Floating & Taping the Ms

Today I will complete the major revisions of the novel. The big reveal scares me, especially since I’m not sure yet how big the finish will be. I don’t like forced excitement in a book. Like gratuitous sex, a drum roll on the last two pages might be a little too artsy. But I’ll know it when I see it. I hope.

Next comes the writing equivalent of floating and taping now that the walls are up. As I worked on the major revisions, I have kept a running tally of the word count in each chapter. (Thank you word processor gods who send a cherub with a PhD in accounting into my computer to count words, even characters. I remember when a word count was as time consuming and mathematical as understanding quantum physics–count the words on a full line, count lines on a page, multiply by full pages and throw in a few extra for the partial pages, etc.) I’m a little short. (Well, not really, I’m average height, but the word count is low.)

My average chapter runs about 2000-3000 words.

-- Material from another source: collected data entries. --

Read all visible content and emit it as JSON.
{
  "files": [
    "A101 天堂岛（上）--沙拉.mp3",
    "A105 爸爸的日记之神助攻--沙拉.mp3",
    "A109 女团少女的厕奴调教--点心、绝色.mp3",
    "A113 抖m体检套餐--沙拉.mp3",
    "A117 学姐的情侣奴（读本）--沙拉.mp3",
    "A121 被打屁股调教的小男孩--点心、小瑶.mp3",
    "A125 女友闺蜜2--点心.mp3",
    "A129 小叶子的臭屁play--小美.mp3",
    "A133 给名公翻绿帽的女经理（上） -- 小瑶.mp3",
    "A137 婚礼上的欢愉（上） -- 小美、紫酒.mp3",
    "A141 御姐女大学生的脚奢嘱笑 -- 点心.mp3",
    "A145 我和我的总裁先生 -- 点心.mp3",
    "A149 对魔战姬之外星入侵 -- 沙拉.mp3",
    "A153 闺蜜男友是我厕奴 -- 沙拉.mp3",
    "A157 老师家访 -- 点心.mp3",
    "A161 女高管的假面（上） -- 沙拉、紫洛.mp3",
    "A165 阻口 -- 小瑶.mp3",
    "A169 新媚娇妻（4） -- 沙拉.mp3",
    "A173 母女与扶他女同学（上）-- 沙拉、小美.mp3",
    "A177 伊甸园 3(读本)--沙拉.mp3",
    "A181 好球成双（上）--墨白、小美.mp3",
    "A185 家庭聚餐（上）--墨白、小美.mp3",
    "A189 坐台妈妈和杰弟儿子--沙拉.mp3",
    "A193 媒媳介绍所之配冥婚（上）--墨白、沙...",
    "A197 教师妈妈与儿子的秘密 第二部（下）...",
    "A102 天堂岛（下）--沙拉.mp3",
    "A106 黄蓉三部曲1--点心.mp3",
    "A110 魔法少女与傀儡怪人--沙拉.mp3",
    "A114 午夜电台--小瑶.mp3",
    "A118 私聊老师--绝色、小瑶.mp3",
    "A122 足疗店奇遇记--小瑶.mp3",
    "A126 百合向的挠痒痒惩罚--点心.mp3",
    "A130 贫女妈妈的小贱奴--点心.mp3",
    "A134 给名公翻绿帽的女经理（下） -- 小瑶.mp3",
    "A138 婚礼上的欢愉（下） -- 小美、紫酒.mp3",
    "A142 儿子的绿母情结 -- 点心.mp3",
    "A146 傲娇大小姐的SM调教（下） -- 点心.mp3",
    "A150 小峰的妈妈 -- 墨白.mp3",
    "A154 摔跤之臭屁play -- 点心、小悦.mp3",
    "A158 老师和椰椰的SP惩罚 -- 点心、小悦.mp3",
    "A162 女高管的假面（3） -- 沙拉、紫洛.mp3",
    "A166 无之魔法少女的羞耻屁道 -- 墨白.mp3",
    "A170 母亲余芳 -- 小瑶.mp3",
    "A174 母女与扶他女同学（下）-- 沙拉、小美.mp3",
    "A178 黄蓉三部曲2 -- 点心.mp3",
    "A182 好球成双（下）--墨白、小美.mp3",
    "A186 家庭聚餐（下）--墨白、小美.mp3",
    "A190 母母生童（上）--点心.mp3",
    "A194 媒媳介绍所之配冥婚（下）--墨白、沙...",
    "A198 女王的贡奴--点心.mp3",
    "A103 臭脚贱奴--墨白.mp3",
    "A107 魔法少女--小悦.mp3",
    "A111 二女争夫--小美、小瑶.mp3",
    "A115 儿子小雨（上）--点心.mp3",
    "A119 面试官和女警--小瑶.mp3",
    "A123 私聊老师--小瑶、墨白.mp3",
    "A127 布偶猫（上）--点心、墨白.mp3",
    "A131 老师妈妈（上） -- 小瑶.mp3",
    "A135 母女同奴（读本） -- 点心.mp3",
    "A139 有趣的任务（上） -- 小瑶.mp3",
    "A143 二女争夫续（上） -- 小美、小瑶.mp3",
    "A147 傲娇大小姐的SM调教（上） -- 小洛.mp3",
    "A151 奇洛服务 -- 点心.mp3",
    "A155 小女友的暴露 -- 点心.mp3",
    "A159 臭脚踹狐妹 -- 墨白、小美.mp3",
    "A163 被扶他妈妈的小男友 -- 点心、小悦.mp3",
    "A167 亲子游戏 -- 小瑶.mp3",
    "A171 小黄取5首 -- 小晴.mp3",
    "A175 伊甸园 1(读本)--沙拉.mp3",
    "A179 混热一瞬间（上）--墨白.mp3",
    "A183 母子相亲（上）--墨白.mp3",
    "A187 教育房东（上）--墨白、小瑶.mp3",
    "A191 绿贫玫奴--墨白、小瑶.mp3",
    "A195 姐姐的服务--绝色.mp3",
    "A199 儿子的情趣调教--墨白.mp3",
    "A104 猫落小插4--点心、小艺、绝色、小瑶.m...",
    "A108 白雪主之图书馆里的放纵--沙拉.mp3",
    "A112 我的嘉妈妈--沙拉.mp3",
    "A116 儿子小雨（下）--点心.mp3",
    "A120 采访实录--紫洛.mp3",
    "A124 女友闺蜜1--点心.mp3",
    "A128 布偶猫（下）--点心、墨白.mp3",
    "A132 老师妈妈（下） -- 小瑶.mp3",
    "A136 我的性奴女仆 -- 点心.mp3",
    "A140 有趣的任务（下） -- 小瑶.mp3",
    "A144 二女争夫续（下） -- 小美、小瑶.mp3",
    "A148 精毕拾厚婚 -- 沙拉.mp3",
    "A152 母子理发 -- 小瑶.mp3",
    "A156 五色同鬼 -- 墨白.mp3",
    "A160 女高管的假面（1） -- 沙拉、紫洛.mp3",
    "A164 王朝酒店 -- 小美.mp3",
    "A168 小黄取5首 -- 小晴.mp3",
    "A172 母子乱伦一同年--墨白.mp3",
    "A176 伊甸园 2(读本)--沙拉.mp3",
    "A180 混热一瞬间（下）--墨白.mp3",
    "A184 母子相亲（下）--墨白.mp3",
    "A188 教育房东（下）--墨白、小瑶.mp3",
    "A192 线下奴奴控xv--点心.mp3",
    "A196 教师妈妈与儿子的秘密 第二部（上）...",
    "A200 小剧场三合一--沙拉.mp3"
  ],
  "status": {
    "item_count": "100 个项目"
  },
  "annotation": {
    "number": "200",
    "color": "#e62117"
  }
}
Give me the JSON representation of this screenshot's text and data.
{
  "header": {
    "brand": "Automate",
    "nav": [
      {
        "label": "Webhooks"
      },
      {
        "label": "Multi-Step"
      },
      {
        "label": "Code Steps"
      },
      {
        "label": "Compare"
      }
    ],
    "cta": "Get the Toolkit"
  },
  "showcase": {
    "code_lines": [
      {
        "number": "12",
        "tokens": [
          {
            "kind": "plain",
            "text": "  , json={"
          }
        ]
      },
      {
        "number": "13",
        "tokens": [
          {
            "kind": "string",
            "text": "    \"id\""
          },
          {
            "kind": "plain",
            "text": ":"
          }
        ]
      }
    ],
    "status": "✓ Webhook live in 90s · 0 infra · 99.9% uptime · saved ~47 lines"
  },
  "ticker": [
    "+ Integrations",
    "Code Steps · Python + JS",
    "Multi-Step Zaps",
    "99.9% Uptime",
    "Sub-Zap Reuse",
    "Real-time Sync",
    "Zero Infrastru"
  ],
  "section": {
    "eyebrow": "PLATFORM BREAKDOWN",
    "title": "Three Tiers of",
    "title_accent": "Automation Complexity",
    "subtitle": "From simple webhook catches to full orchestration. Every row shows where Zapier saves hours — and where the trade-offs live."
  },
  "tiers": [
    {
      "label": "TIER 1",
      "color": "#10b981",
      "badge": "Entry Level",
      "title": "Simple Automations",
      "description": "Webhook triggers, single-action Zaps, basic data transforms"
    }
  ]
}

But when I look at my totals, I see maybe five or six chapters are half that length. This warns me to look again and see if this scarcity of words means that there are thin places in the fabric of the story, moth holes in the ms. Having written poetry for so many years, I tend to compress, to tear down when I should build. And there is the publication tradition that calls for a novel to be at least 60,000 words. Pandering to the market, or smart business sense? Two sides of a wall. I will likely reach that goal–I’m already at 55,000–without watering down the writing. And hope to find places where the story takes on texture and depth, not just wordy, moth-eaten old shirts and flimsy underwear, the battered baggage of desperation. See you next week.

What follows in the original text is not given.